Huczyński zaznaczył, że nowa perspektywa finansowa to też konieczność ustalenia tzw. obszaru funkcjonalnego, czyli ustalenia w grupie najbliższych samorządów wspólnych zadań i zasobów - tak, by można było razem sięgać po unijne pieniądze i racjonalnie podejmować decyzje o przyszłych inwestycjach.

_ - Skoro w Brzegu mamy wybudowany niedawno stadion, a w Oławie jest basen, to być może lepiej - zamiast dublować inwestycję - pomyśleć o kupieniu busa, który dowoziłby brzeżan do Oławy na pływalnię _ - stwierdził Huczyński i dodał, że właśnie z Oławą i Strzelinem toczą się już rozmowy o stworzeniu obszaru funkcjonalnego.

_ - Pewna trudność będzie pewnie polegać na tym, że przy staraniu o pieniądze na wspólne inwestycje trzeba się będzie o nie ubiegać u marszałków woj. opolskiego i dolnośląskiego. Ale skoro można pozyskiwać dotacje na projekty polsko-czeskie, to mam nadzieję, że i z tym nie będzie problemu _ - stwierdził samorządowiec z Brzegu.

Dyrektor Powiatowego Urzędu Pracy w Brzegu Zbigniew Kłaczek podkreślił, że do miasta i powiatu powinny w nowej perspektywie spłynąć duże pieniądze na walkę z bezrobociem. Po powiecie nyskim, gdzie stopa bezrobocia to obecnie niemal 24 proc., a w pow. brzeskim - 22 proc.. W samym mieście Brzegu, liczącym ok. 37 tys. mieszkańców, bez pracy jest ok. 2,5 tys. osób.

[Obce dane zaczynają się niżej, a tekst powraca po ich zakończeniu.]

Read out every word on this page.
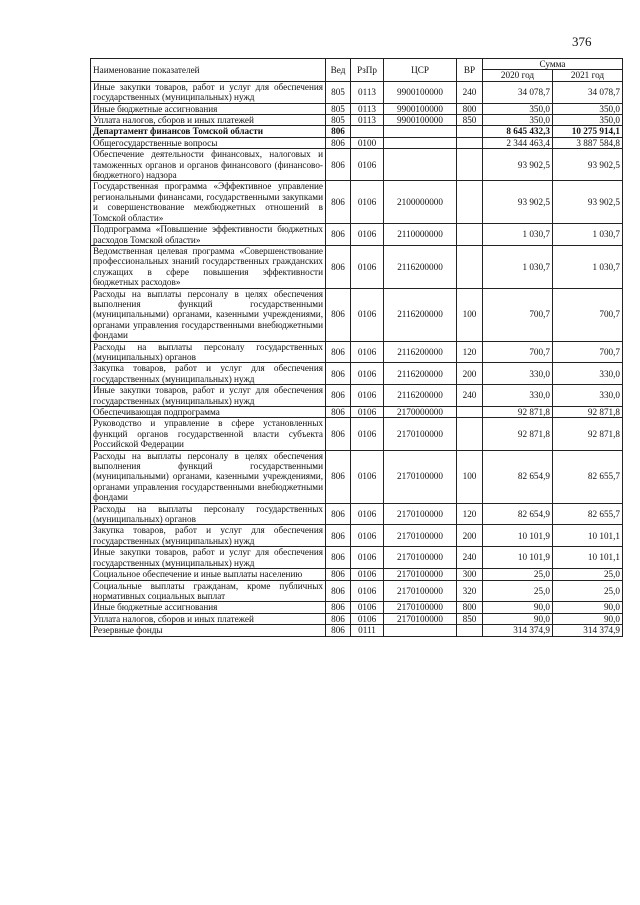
376
Наименование показателей	Вед	РзПр	ЦСР	ВР	Сумма	
					2020 год	2021 год
Иные закупки товаров, работ и услуг для обеспечения государственных (муниципальных) нужд	805	0113	9900100000	240	34 078,7	34 078,7
Иные бюджетные ассигнования	805	0113	9900100000	800	350,0	350,0
Уплата налогов, сборов и иных платежей	805	0113	9900100000	850	350,0	350,0
Департамент финансов Томской области	806				8 645 432,3	10 275 914,1
Общегосударственные вопросы	806	0100			2 344 463,4	3 887 584,8
Обеспечение деятельности финансовых, налоговых и таможенных органов и органов финансового (финансово-бюджетного) надзора	806	0106			93 902,5	93 902,5
Государственная программа «Эффективное управление региональными финансами, государственными закупками и совершенствование межбюджетных отношений в Томской области»	806	0106	2100000000		93 902,5	93 902,5
Подпрограмма «Повышение эффективности бюджетных расходов Томской области»	806	0106	2110000000		1 030,7	1 030,7
Ведомственная целевая программа «Совершенствование профессиональных знаний государственных гражданских служащих в сфере повышения эффективности бюджетных расходов»	806	0106	2116200000		1 030,7	1 030,7
Расходы на выплаты персоналу в целях обеспечения выполнения функций государственными (муниципальными) органами, казенными учреждениями, органами управления государственными внебюджетными фондами	806	0106	2116200000	100	700,7	700,7
Расходы на выплаты персоналу государственных (муниципальных) органов	806	0106	2116200000	120	700,7	700,7
Закупка товаров, работ и услуг для обеспечения государственных (муниципальных) нужд	806	0106	2116200000	200	330,0	330,0
Иные закупки товаров, работ и услуг для обеспечения государственных (муниципальных) нужд	806	0106	2116200000	240	330,0	330,0
Обеспечивающая подпрограмма	806	0106	2170000000		92 871,8	92 871,8
Руководство и управление в сфере установленных функций органов государственной власти субъекта Российской Федерации	806	0106	2170100000		92 871,8	92 871,8
Расходы на выплаты персоналу в целях обеспечения выполнения функций государственными (муниципальными) органами, казенными учреждениями, органами управления государственными внебюджетными фондами	806	0106	2170100000	100	82 654,9	82 655,7
Расходы на выплаты персоналу государственных (муниципальных) органов	806	0106	2170100000	120	82 654,9	82 655,7
Закупка товаров, работ и услуг для обеспечения государственных (муниципальных) нужд	806	0106	2170100000	200	10 101,9	10 101,1
Иные закупки товаров, работ и услуг для обеспечения государственных (муниципальных) нужд	806	0106	2170100000	240	10 101,9	10 101,1
Социальное обеспечение и иные выплаты населению	806	0106	2170100000	300	25,0	25,0
Социальные выплаты гражданам, кроме публичных нормативных социальных выплат	806	0106	2170100000	320	25,0	25,0
Иные бюджетные ассигнования	806	0106	2170100000	800	90,0	90,0
Уплата налогов, сборов и иных платежей	806	0106	2170100000	850	90,0	90,0
Резервные фонды	806	0111			314 374,9	314 374,9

_ - Brakuje ludzi z fachem w ręku. Z naszych danych wynika, że 2,5 tysiąca osób w powiecie nie ma potrzebnych, poszukiwanych kwalifikacji. Powinny się więc znaleźć jak największe pieniądze na rozwój szkolnictwa zawodowego, które swoją drogą trzeba by zreformować _ - skwitował dyrektor PUP w Brzegu.

Według Kłaczka unijne pieniądze powinny też zostać przeznaczone na wspieranie nauki zawodu u pracodawców. _ To korzyść podwójna - w trudnych czasach można by było pomóc zakładom pracy i dać wykształcenie i zatrudnienie osobom bezrobotnym _ - powiedział szef nyskiego urzędu pracy.

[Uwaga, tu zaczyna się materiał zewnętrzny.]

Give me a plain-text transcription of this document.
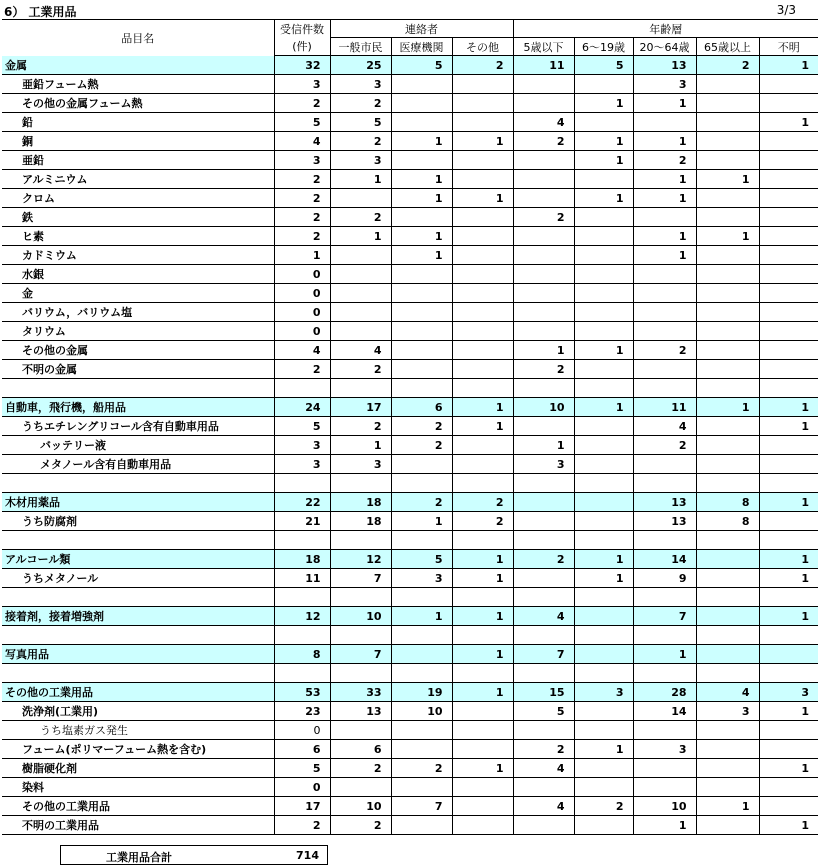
6） 工業用品	3/3
品目名	受信件数	連絡者			年齢層				
	(件)	一般市民	医療機関	その他	5歳以下	6～19歳	20～64歳	65歳以上	不明
金属	32	25	5	2	11	5	13	2	1
亜鉛フューム熱	3	3					3		
その他の金属フューム熱	2	2				1	1		
鉛	5	5			4				1
銅	4	2	1	1	2	1	1		
亜鉛	3	3				1	2		
アルミニウム	2	1	1				1	1	
クロム	2		1	1		1	1		
鉄	2	2			2				
ヒ素	2	1	1				1	1	
カドミウム	1		1				1		
水銀	0								
金	0								
バリウム，バリウム塩	0								
タリウム	0								
その他の金属	4	4			1	1	2		
不明の金属	2	2			2				

自動車，飛行機，船用品	24	17	6	1	10	1	11	1	1
うちエチレングリコール含有自動車用品	5	2	2	1			4		1
バッテリー液	3	1	2		1		2		
メタノール含有自動車用品	3	3			3				

木材用薬品	22	18	2	2			13	8	1
うち防腐剤	21	18	1	2			13	8	

アルコール類	18	12	5	1	2	1	14		1
うちメタノール	11	7	3	1		1	9		1

接着剤，接着増強剤	12	10	1	1	4		7		1

写真用品	8	7		1	7		1		

その他の工業用品	53	33	19	1	15	3	28	4	3
洗浄剤(工業用)	23	13	10		5		14	3	1
うち塩素ガス発生	0								
フューム(ポリマーフューム熱を含む)	6	6			2	1	3		
樹脂硬化剤	5	2	2	1	4				1
染料	0								
その他の工業用品	17	10	7		4	2	10	1	
不明の工業用品	2	2					1		1
工業用品合計	714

Starosta brzeski Maciej Stefański wśród najważniejszych do zrealizowania zadań, na które w latach 2014-2020 powinny się znaleźć pieniądze, wymienia budowę nowej, drugiej przeprawy mostowej, która pozwoliłaby wyrzucić ruch samochodów ciężarowych poza miasto, tak by nie niszczyły jego historycznego centrum. Druga rzecz to drogi powiatowe.

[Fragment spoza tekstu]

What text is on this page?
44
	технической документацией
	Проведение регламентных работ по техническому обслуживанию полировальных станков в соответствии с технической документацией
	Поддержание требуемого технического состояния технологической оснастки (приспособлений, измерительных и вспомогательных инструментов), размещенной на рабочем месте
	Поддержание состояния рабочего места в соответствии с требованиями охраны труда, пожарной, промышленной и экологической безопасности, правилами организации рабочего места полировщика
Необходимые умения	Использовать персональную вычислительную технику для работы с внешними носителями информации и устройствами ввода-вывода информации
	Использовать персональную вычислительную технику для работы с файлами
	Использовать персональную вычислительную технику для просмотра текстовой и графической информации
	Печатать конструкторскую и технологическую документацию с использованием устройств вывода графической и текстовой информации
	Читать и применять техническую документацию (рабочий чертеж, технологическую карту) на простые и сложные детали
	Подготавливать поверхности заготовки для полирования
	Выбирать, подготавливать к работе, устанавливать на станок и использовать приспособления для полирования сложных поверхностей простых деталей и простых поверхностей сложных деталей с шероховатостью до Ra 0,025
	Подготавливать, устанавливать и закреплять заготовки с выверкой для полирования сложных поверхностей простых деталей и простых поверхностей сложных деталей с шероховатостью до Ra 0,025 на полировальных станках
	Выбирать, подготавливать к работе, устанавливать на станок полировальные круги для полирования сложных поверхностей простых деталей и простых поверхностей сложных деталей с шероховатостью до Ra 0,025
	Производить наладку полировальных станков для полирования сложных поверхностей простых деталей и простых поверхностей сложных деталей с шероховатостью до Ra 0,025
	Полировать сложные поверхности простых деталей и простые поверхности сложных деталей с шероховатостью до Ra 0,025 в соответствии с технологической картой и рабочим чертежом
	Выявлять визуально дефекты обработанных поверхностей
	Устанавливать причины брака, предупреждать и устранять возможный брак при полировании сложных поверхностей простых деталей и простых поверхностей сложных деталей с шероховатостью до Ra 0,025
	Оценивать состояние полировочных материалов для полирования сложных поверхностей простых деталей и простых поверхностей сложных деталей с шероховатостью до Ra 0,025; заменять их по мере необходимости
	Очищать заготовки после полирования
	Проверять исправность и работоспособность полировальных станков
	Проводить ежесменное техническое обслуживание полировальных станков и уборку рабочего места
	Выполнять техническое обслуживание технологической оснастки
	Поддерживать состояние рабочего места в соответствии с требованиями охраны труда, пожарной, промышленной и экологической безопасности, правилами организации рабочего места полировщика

_ - W przypadku dróg, ile by pieniędzy nie było, to będzie za mało. Nie ratują nas dofinansowania w ramach +schetynówek+, bo trzeba mieć pieniądze na wkład własny _ - stwierdził Stefański.

Starosta dodał też, że _ gardłową sprawą _ jest budowa nowego bloku operacyjnego w szpitalu powiatowym w Brzegu, której koszt szacuje się na ok. 10 mln zł, oraz inwestycje w oświatę - termomodernizacje kolejnych szkół oraz budowa czy remonty boisk.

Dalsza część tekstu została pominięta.